Behaviors of polylactide biocomposites reinforced with microcrystalline cellulose


Tezin Türü: Yüksek Lisans

Tezin Yürütüldüğü Kurum: Orta Doğu Teknik Üniversitesi, Mühendislik Fakültesi, Metalurji ve Malzeme Mühendisliği Bölümü, Türkiye

Tezin Onay Tarihi: 2015

Öğrenci: BERK DOĞU

Danışman: CEVDET KAYNAK

Özet:

The purpose of the first part of this thesis was to investigate the effects of microcrystalline cellulose (MCC) content on the properties of polylactide (PLA) biocomposites; including the influences of maleic anhydride (MA) grafted PLA copolymer (PLA-g-MA) compatibilization.

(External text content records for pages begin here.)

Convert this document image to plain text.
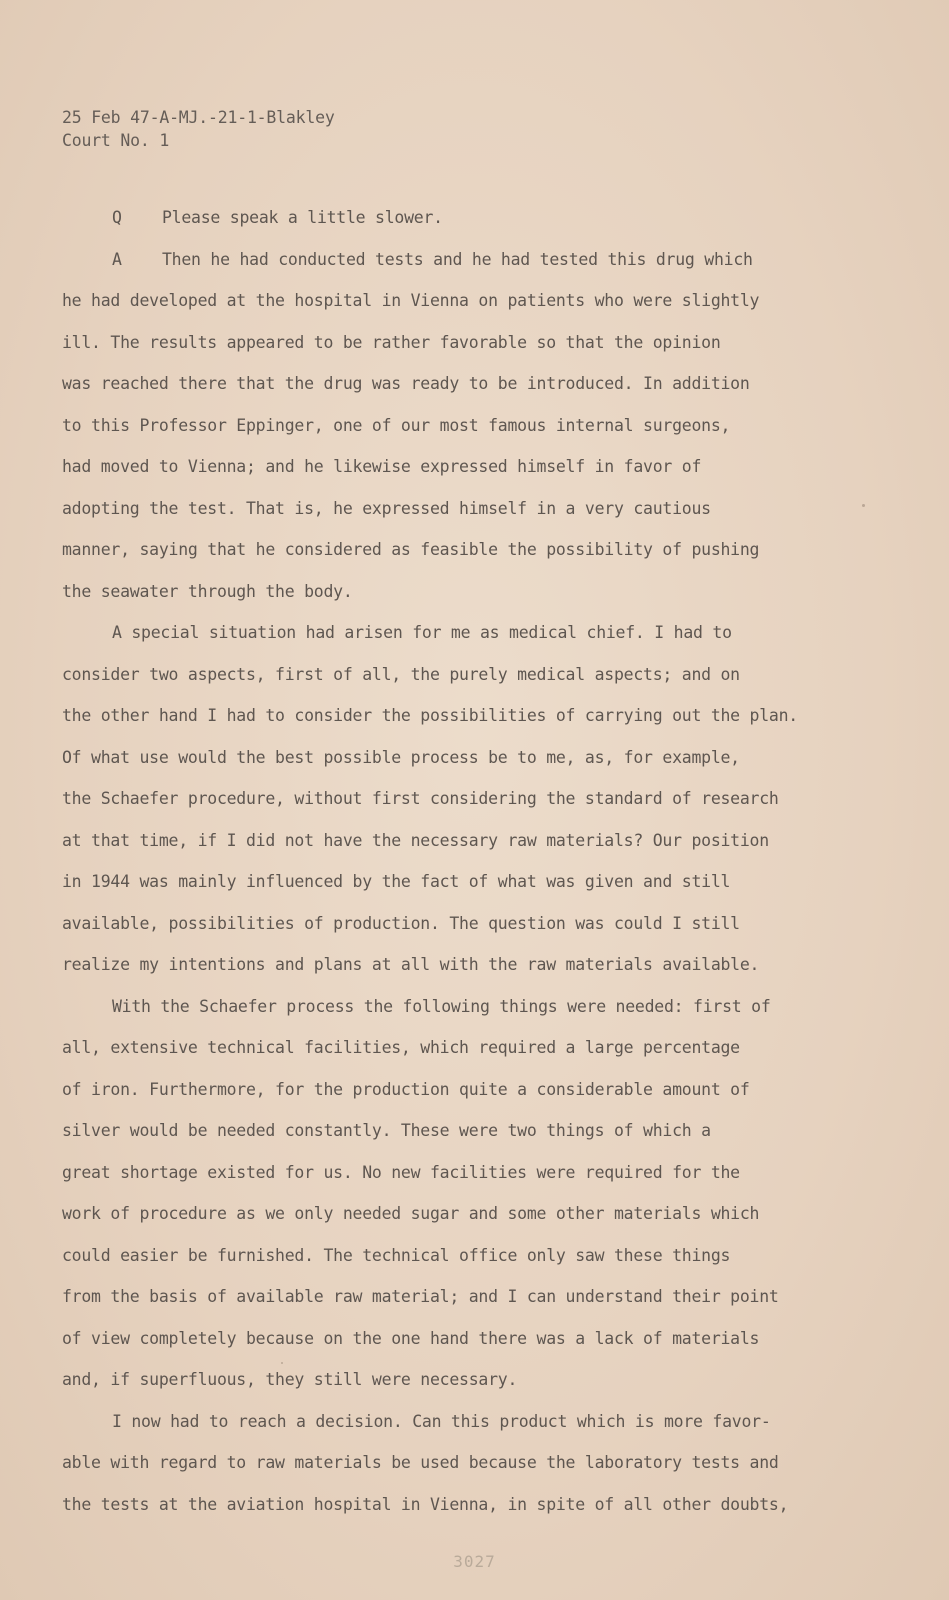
25 Feb 47-A-MJ.-21-1-Blakley
Court No. 1
Q Please speak a little slower.
A Then he had conducted tests and he had tested this drug which
he had developed at the hospital in Vienna on patients who were slightly
ill. The results appeared to be rather favorable so that the opinion
was reached there that the drug was ready to be introduced. In addition
to this Professor Eppinger, one of our most famous internal surgeons,
had moved to Vienna; and he likewise expressed himself in favor of
adopting the test. That is, he expressed himself in a very cautious
manner, saying that he considered as feasible the possibility of pushing
the seawater through the body.
A special situation had arisen for me as medical chief. I had to
consider two aspects, first of all, the purely medical aspects; and on
the other hand I had to consider the possibilities of carrying out the plan.
Of what use would the best possible process be to me, as, for example,
the Schaefer procedure, without first considering the standard of research
at that time, if I did not have the necessary raw materials? Our position
in 1944 was mainly influenced by the fact of what was given and still
available, possibilities of production. The question was could I still
realize my intentions and plans at all with the raw materials available.
With the Schaefer process the following things were needed: first of
all, extensive technical facilities, which required a large percentage
of iron. Furthermore, for the production quite a considerable amount of
silver would be needed constantly. These were two things of which a
great shortage existed for us. No new facilities were required for the
work of procedure as we only needed sugar and some other materials which
could easier be furnished. The technical office only saw these things
from the basis of available raw material; and I can understand their point
of view completely because on the one hand there was a lack of materials
and, if superfluous, they still were necessary.
I now had to reach a decision. Can this product which is more favor-
able with regard to raw materials be used because the laboratory tests and
the tests at the aviation hospital in Vienna, in spite of all other doubts,
3027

PLA/MCC biocomposites were produced by industrially compatible production techniques, i.e. twin-screw extrusion melt-mixing for compounding and injection molding for shaping of bulk specimens. SEM analysis and mechanical tests indicated that use of 3 wt% MCC resulted in very uniform distribution and consequently improved properties especially in terms of ductility and toughness. For instance, compared to neat PLA, the increases in the values of %strain at break and fracture toughness were 78% and 31%, respectively. After MA compatibilization, these increases became as much as 82% and 55%, respectively. Moreover, DSC and TGA indicated that use of MCC resulted in no significant changes in the transition temperatures and thermal degradation temperatures of PLA. The purpose of the second part of this thesis was to reveal effects of accelerated weathering in neat PLA and its 3 wt% MCC biocomposite. Weathering conditions were applied via consecutive steps of UV irradiation and humidity in accordance with ISO 4892-3 standards for 200 hours. Various characterization techniques and mechanical tests indicated that photolysis, photo-oxidation and hydrolysis were the main degradation mechanisms leading to significant decrease in the molecular weight of PLA via main chain scission. Consequently, except elastic modulus other mechanical properties; strength, ductility and fracture toughness of PLA and PLA/MCC decreased substantially. However, after comparing the mechanical properties of the neat PLA and PLA/MCC biocomposite specimens having 200 h of accelerated weathering, it was concluded that; for the outdoor applications use of PLA/MCC biocomposite (with only 3 wt% MCC) was extremely beneficial compared to using neat PLA.